Al-Zamakhsyari dan magnum opusnya, Al-Kasysyāf dikatakan telah menjadi pemenang dalam kontestasi karya tafsir paling berpengaruh di abad pertengahan. Ada sekitar 40 karya tafsir baik dari Sunni maupun Syi’ah yang melanjutkan narasi eksegesis al-Zamakhsyari (Husayn ‘Alamy Mehr, An Introduction to The History of Tafsir and Commentators of the Qur’an, h. 238). Dalam bahasa Walid A. Saleh, hermeneutics won over sectarian divisions (Periodization in the Sunni Qur’an Commentary Tradition, h. 59).

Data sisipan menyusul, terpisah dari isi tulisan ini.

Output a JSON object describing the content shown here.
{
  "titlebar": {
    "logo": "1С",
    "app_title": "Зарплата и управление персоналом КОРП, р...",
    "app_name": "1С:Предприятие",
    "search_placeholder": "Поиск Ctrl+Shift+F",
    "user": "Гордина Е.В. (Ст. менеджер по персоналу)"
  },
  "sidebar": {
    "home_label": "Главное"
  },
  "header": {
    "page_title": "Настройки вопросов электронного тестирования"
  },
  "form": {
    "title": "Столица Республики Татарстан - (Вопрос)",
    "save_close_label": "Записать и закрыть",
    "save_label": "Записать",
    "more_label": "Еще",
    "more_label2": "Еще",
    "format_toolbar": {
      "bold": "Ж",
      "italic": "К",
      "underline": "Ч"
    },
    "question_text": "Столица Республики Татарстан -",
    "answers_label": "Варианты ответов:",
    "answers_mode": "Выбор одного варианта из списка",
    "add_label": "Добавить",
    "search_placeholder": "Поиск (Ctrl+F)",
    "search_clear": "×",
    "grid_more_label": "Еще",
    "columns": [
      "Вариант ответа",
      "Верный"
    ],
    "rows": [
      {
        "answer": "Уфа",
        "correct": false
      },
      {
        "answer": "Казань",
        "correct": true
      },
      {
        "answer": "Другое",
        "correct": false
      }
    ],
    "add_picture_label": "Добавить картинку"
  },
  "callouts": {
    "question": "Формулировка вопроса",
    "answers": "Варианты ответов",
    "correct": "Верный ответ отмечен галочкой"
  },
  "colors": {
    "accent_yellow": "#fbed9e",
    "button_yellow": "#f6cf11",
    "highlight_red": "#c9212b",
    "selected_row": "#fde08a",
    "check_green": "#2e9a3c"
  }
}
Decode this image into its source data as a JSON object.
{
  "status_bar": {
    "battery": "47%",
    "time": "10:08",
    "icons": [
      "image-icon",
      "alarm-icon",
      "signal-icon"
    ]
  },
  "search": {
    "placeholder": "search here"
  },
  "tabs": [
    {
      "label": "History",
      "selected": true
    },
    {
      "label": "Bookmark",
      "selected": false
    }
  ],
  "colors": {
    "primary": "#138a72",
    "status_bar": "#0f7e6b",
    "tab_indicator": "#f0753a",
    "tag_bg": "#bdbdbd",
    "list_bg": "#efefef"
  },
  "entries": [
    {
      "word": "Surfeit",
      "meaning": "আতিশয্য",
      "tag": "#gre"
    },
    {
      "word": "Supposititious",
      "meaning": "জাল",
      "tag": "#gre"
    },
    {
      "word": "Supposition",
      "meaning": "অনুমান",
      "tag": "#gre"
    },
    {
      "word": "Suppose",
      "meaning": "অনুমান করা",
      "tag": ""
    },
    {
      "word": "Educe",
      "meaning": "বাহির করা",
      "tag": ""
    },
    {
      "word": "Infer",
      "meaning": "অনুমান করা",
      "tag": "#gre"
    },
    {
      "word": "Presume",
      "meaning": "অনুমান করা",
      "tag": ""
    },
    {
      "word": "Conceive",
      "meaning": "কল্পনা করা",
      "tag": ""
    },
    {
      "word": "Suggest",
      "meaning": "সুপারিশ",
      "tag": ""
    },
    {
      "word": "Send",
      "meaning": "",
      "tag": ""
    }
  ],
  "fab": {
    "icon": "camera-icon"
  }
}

Lebih lanjut, Saleh (h. 59) mengelaborasi dalam analisisnya bahwa Al-Kasysyāf tidak hanya menandai periode retorik yang begitu gemilang dalam sejarah studi tafsir, namun juga berhasil mentransformasi tren penafsiran sebelumnya yang dikatakan begitu dominan pada tradisi. Analisis Saleh menantang untuk dibuktikan, dan tulisan ini akan mencoba melihatnya dengan melanjutkan kajian terhadap Q.S. al-Baqarah (2): 183 yang membahas perihal puasa Ramadhan.
Siapa Kaum Terdahulu?
Tampil berbeda dengan dua mufassir sebelumnya yang telah dikaji, Ibn Jarir al-Thabari (w. 310 H) dan Abu Ishaq al-Tsa’labi (w. 427 H), al-Zamakhsyari (w. 538 H) memulai penafsirannya terhadap Q.S. al-Baqarah: 183 tanpa menyinggung pembahasan terhadap dua redaksi awal ayat, ya ayyuhā alladzīna āmanū maupun al-shiyām. Ia langsung memulai penafsirannya pada segmen ayat, ka mā kutiba ‘alā alladzīna min qablikum.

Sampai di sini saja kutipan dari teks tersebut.